While the majority of malware is designed to attack Windows users, other systems can be affected too. In 2012, Apple dropped claims that Macs can’t get viruses after a widespread Trojan attack. Two years before that, the first Trojan targeted at Android systems was discovered. Yes, even your smartphone can be infected, so make sure you have a good anti-virus on that too!
Whatever system you use, you needn’t be scared of malware. As JR Rafael blogs on Computerword, “a little caution and some common sense will go a long way in keeping you safe from the big, bad virus monsters lurking around our virtual worlds.”
PS For the latest recommendations (April 2016) for the best virus checker, take a look at the PC Advisor article 17 best antivirus & best free antivirus for PC and laptop UK .
As I write this in April, the tech news is full of Heartbleed–a security vulnerability that allows hackers to steal passwords from seemingly-secure websites. As the designer of the new website for the Community Centre, I’d like to reassure you that www.bfobrca.org has not been affected by this problem. We don’t collect user information or passwords and the site is hosted on a server which does not use the affected software.

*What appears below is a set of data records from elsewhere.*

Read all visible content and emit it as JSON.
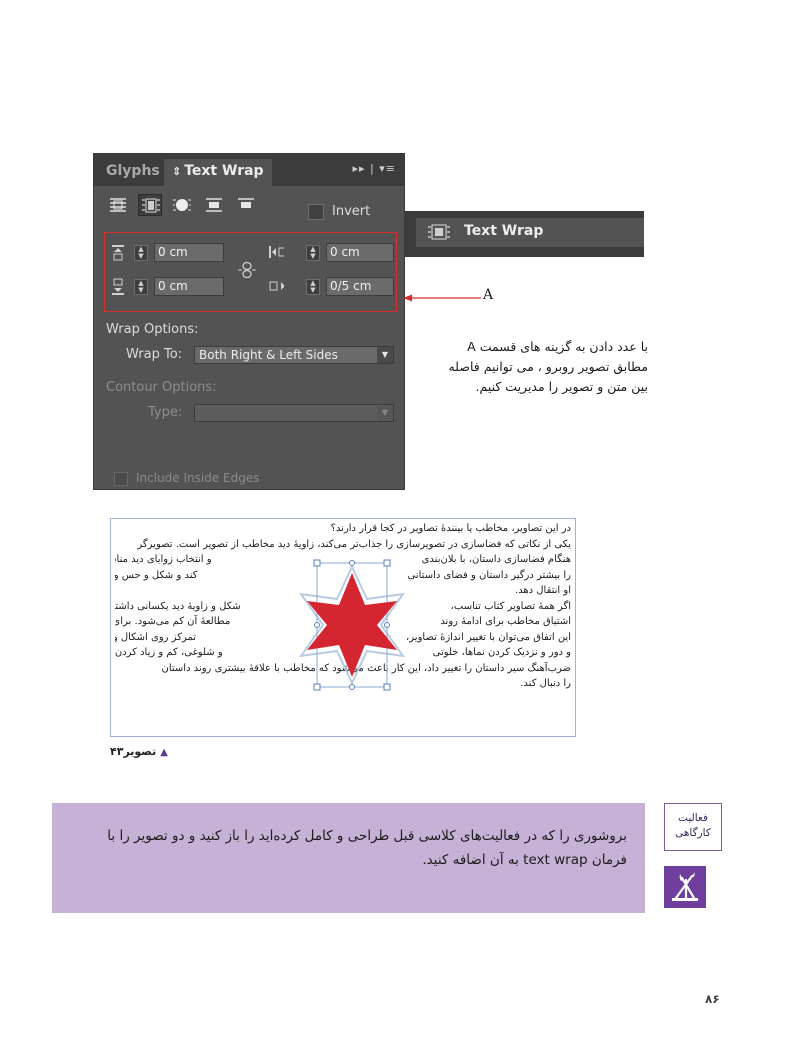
{
  "panel": {
    "tab_glyphs": "Glyphs",
    "tab_textwrap": "Text Wrap",
    "tab_textwrap_icon": "updown-arrows-icon",
    "controls": "▸▸ | ▾≡",
    "invert_label": "Invert",
    "offsets": {
      "top": "0 cm",
      "bottom": "0 cm",
      "left": "0 cm",
      "right": "0/5 cm"
    },
    "wrap_options_label": "Wrap Options:",
    "wrap_to_label": "Wrap To:",
    "wrap_to_value": "Both Right & Left Sides",
    "contour_options_label": "Contour Options:",
    "type_label": "Type:",
    "type_value": "",
    "include_inside_edges_label": "Include Inside Edges",
    "accent_color": "#d82d2d"
  },
  "collapsed_panel": {
    "title": "Text Wrap"
  },
  "callout": {
    "label": "A"
  },
  "explanation": {
    "lines": [
      "با عدد دادن به گزینه های قسمت A",
      "مطابق تصویر روبرو ، می توانیم فاصله",
      "بین متن و تصویر را مدیریت کنیم."
    ]
  },
  "sample": {
    "lines": [
      "در این تصاویر، مخاطب یا بینندهٔ تصاویر در کجا قرار دارند؟",
      "یکی از نکاتی که فضاسازی در تصویرسازی را جذاب‌تر می‌کند، زاویهٔ دید مخاطب از تصویر است. تصویرگر",
      "هنگام فضاسازی داستان، با بلان‌بندی",
      "و انتخاب زوایای دید مناسب می‌تواند مخاطب",
      "را بیشتر درگیر داستان و فضای داستانی",
      "کند و شکل و حس و حال و هوای مکان را به",
      "او انتقال دهد.",
      "اگر همهٔ تصاویر کتاب تناسب،",
      "شکل و زاویهٔ دید یکسانی داشته باشند،",
      "اشتیاق مخاطب برای ادامهٔ روند",
      "مطالعهٔ آن کم می‌شود. برای جلوگیری از",
      "این اتفاق می‌توان با تغییر اندازهٔ تصاویر،",
      "تمرکز روی اشکال و شخصیت‌ها، چرخش",
      "و دور و نزدیک کردن نماها، خلوتی",
      "و شلوغی، کم و زیاد کردن محل نوشتار، میزان",
      "ضرب‌آهنگ سیر داستان را تغییر داد، این کار باعث می‌شود که مخاطب با علاقهٔ بیشتری روند داستان",
      "را دنبال کند."
    ],
    "star_color": "#d42630",
    "caption": "تصویر۴۳"
  },
  "activity": {
    "tag": [
      "فعالیت",
      "کارگاهی"
    ],
    "icon": "brush-pencil-icon",
    "lines": [
      "بروشوری را که در فعالیت‌های کلاسی قبل طراحی و کامل کرده‌اید را باز کنید و دو تصویر را با",
      "فرمان text wrap به آن اضافه کنید."
    ],
    "color": "#c6b2d6"
  },
  "page_number": "۸۶"
}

On a wider basis, what does Heartbleed mean to you? If you use any affected sites, which include social media sites such as Facebook, Pinterest, Instagram and Tumblr, entertainment sites like YouTube, Netflix and Flikr or gmail and yahoo email, you should change your password as soon as possible. If you use the same password on other sites, such as your bank, you need to change those too. But don’t choose a password that’s too easily identifiable with you—your birthday, your child’s name—or something on the list of the most commonly used passwords, which include 123456, password, abc123, qwerty and, for some strange reason, monkey! Make the new password a good one, a strong one.
Experts recommend the use of a password manager such as LastPass. If you don’t feel comfortable using one of these (or if you do use one and need to create a master password), here are some hints for coming up with a strong password.

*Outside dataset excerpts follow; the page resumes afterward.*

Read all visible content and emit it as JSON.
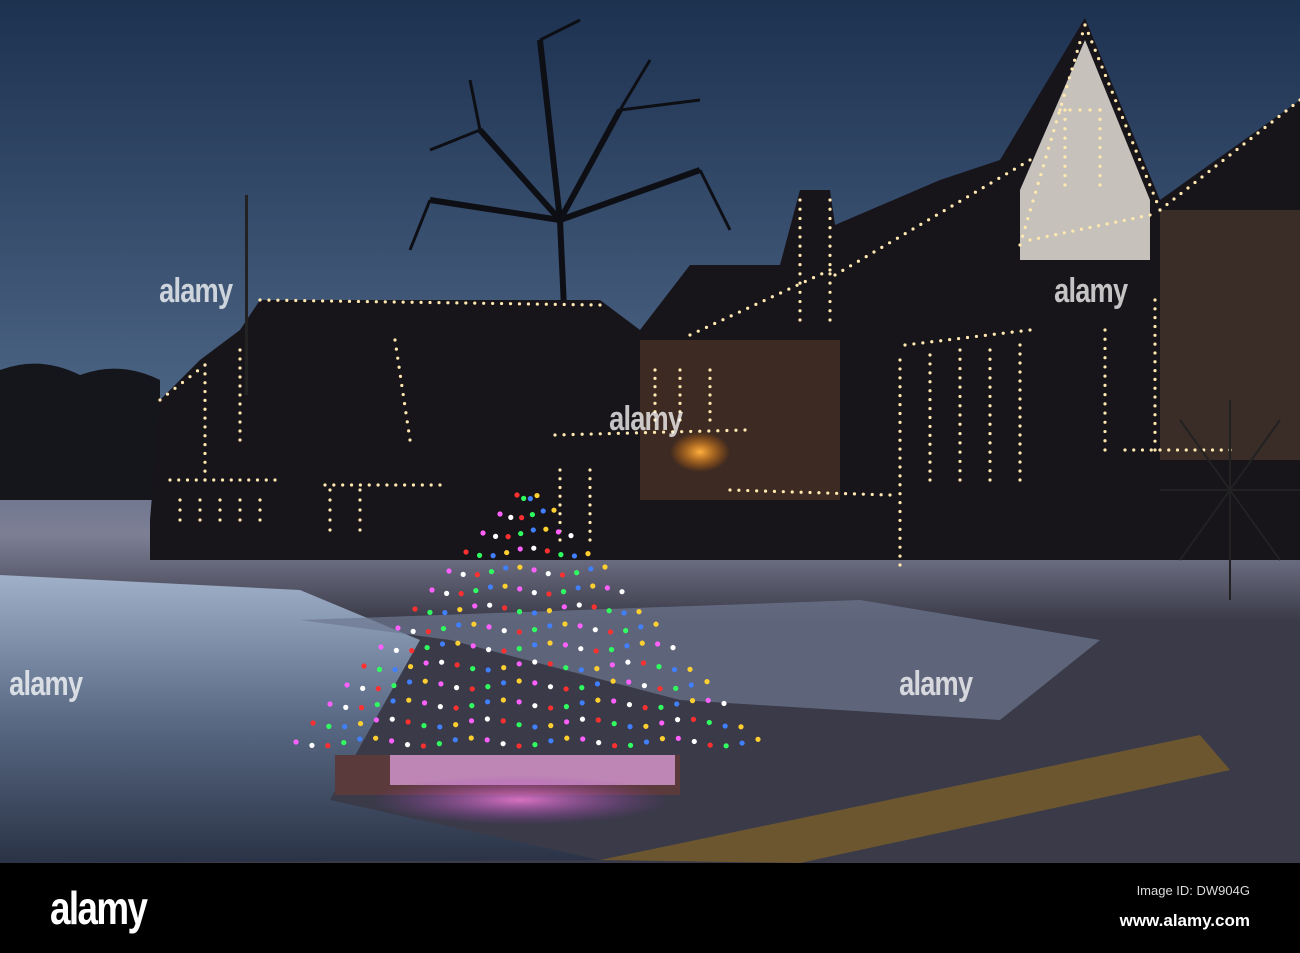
{
  "footer": {
    "logo": "alamy",
    "image_id": "Image ID: DW904G",
    "website": "www.alamy.com"
  },
  "watermark": "alamy",
  "colors": {
    "sky_top": "#1f3350",
    "sky_bottom": "#5a6f8e",
    "lights": "#ffe9b0",
    "ice": "#8fa3bf"
  }
}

The key is to find a password that a hacker can’t guess, but you can remember. This sounds hard, but can be easier than you think. One of the best ways I’ve come across is the mnemonic technique: use the initial letters of a memorable sentence, then add some non-alphabetic characters. So, for example, I might think “If I won the lottery I would buy a house in St Tropez!” Using the first letter of each word gives “IIwtlIwbahiST”. That’s a great start, but to make it stronger still, substitute in some numbers and add the punctuation back in. To me a b looks a little like 6 and i could be 1, giving “IIwtlIw6ah1ST!”

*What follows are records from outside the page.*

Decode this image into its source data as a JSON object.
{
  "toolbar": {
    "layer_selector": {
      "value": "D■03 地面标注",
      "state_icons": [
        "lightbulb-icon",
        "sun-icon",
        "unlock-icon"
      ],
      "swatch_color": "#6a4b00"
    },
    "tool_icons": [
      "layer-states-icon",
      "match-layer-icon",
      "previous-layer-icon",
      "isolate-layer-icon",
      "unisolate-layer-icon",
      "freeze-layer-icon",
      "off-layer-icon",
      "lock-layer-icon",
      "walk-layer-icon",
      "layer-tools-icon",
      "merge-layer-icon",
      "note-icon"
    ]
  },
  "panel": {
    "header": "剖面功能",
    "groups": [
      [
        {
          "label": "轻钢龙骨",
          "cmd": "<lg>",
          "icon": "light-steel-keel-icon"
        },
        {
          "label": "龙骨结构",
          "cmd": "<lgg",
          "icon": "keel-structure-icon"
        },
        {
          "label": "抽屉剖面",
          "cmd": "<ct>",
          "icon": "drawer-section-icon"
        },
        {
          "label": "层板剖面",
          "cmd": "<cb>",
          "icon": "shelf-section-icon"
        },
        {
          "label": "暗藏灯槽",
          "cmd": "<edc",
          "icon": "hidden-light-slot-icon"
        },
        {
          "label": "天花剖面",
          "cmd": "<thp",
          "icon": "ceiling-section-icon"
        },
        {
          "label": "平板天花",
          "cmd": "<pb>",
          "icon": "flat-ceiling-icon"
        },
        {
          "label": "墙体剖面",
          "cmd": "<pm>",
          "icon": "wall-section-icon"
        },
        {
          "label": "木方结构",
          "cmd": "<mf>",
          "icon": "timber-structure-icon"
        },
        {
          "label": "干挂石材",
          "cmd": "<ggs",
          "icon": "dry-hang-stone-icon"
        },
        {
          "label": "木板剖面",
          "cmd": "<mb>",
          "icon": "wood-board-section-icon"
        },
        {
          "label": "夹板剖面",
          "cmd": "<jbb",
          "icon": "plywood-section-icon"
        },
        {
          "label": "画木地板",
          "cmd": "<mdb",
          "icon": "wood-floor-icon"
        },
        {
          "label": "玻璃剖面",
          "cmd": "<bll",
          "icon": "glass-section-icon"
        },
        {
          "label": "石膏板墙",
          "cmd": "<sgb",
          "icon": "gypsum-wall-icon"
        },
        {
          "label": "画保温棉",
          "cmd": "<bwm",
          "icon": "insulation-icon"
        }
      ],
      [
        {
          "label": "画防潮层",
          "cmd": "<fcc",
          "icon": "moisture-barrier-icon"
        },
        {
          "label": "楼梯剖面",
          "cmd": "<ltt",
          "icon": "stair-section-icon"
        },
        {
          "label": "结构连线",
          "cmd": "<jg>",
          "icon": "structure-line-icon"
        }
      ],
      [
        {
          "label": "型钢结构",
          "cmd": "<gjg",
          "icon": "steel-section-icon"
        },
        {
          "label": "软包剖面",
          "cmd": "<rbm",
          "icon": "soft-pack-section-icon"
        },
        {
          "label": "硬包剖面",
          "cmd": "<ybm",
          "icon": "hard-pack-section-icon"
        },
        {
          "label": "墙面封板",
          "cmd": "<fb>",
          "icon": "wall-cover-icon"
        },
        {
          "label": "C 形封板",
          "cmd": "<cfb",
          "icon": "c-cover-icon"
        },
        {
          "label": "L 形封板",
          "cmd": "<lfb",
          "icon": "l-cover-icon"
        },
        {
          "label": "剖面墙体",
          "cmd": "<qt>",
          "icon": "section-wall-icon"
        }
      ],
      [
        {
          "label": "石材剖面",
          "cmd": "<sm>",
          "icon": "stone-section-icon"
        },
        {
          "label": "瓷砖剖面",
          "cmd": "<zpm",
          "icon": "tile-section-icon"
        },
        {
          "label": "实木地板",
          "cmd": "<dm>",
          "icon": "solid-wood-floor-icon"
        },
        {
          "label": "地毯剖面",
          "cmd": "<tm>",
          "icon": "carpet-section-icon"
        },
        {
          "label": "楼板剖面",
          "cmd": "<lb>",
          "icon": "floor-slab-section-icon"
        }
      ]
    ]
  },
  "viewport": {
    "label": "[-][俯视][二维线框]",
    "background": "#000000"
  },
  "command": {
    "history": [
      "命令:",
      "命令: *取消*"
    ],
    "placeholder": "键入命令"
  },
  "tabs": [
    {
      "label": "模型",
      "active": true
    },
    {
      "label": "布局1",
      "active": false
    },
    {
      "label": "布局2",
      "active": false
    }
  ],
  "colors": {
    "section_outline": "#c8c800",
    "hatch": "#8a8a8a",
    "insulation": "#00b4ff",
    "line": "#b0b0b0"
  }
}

Now there is just one very important step you need to take: make the password unique for each website you use. If you’ve got a great memory, you can create a new password for each site. But if not, use the combination above as the core of your password and add a few letters from the website address. A new password for your google email account( https://mail.google.com) would, for example, be “IIwtlIw6ah1ST!oog”. And there’s your unguessable but easily memorable password (don’t worry–those complicated-looking substitutions will soon become second nature).
Bear in mind that this technique isn’t a replacement for a good password manager—but it’s definitely better than using 123456!
I originally wrote this article for the Summer 2014 edition of the BFOBRCA Community News.